Hundreds of riders to overtake on the moderately hilly good surface non-technical bike course gave hundreds of brief legal drafting opportunities whilst going past people. The home-made bike constructed from mostly secondhand parts from eBay proved to be very aero with average speed of 22.5mph and maximum speed of 45mph for a 4:57 bike split. This was apparently fastest in age group apart from a 4:29 DNF.
Temperatures were around 100F at the start of the run and I was content with the sub-5 hour bike split so a fast run was not in mind. Almost immediately I got overtaken by Stephen from Colorado who was in my age group and was wearing Kona World Championship Finisher's Kit. I was motivated to try harder and attempt to match Stephen's pace. I could not keep up with Stephen's running but he tended to spend longer at feed stations so I kept seeing him up until the last third of the run when he seemed to have got away. Just a few hundred metres from the finish I overtook an exhausted Stephen but because he had entered the water ahead of me our finish times were 2 minutes apart. Stephen's 4:01 run was best in age group and my 4:02 was second fastest.

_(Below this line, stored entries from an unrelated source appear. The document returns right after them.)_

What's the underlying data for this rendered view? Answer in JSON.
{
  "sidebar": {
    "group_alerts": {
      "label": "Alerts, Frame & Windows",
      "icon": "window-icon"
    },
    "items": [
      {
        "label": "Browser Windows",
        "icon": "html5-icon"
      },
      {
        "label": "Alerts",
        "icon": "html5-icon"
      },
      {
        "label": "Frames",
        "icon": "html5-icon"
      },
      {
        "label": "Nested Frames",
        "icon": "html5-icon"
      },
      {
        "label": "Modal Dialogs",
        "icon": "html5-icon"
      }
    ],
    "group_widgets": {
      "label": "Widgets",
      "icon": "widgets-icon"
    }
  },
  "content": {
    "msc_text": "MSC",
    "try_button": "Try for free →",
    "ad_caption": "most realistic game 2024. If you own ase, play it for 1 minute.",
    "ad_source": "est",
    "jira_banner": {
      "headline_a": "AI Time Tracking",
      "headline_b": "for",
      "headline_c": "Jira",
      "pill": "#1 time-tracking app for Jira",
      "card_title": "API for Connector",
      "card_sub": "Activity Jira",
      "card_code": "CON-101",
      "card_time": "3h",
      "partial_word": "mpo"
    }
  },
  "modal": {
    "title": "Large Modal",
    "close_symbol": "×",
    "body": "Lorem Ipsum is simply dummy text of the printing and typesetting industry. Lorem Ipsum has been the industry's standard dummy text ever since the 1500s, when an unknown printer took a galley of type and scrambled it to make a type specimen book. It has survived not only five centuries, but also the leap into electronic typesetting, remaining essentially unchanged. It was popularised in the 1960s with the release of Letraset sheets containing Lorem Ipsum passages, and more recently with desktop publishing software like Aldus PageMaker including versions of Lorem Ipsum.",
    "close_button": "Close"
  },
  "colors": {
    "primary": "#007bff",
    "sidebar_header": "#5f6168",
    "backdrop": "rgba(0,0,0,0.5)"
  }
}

The exceptionally hot conditions and the 5,000 feet altitude accounted for a high DNF rate but Stephen and I secured the two Kona slots for 55-59. Unbelievable to get the age group award and the Kona slot medal. My 10:39 was almost and hour slower than PB but in the conditions it was pretty good and considerably faster than last year's IM Boulder 55-59 winning time. This result was totally unexpected as explained in the Grand Plan described later.
This is the race report I never dreamt of being able to write, having completed 22 Iron Distance Races over 9 years and never ranked better than 5th in age group. It was a humbling experience having my perfect race at Barcelona 2015 only to find that the 9:45 finish time was slower than 6 people in my age group.
The Grand Plan
A final 100% effort to get a Kona qualification slot was planned
for 2018 to coincide with going up an age group. Having been to
Kona with a legacy place in 2016, I hoped to go back in 2018 with a
roll-down slot to prove I could make the grade the proper
Every detail was addressed including body weight reduction, a more aero bike, 25mm graphene tyres, latex inner tubes and speedplay aero pedals/cleats. The schedule of training and preparation races included altitude training at the optimum time to deliver a best performance at IM Norway on 1st July at sea level. The Colorado altitude training in June included 3 races within 13 days (Revel Rockies Marathon, IM Boulder and Leadville Marathon).
I stayed at 8,000 feet for a week then raced at 5,000 feet in Boulder before going to 10,000 feet for a week to prepare for the 3rd race at Leadville with maximum elevation of 13,000 feet.
I am very grateful for all the terrific support from friends, family and work colleagues to allow me to have do this trip plus the training needed to prepare. Commuting by bike to work 3 days a week and running marathons twice or more weekly in order to get 100-marathon club entry have been key factors in getting fitter.
Colorado is a wonderland for triathletes with great options for swimming, cycling and running at high altitude to maximise fitness adaptations. The landscape is gorgeous and the locals are very friendly. Flying direct from Gatwick to Denver with excellent budget airline Norwegian Air is very practical. Staying at AirBnB rentals was very good value and my hosts were wonderful.
The strategy of regular races paid off. 3rd in age group at Revel Rockies Marathon with 3:04 then 1st in age group at IM Boulder 7 days later. 6 days after IM Boulder I felt fully fit and secured 7th place in age group at the Leadville Marathon with maximum elevation of 13,000 feet, which won me a Leadville 100 qualifier slot.
Kona 2018 promises to be awesome and I am so lucky to be able to compete there. It looks like the big challenge for 2019 will be trying to complete one of the toughest 100 mile ultra runs in the world at Leadville.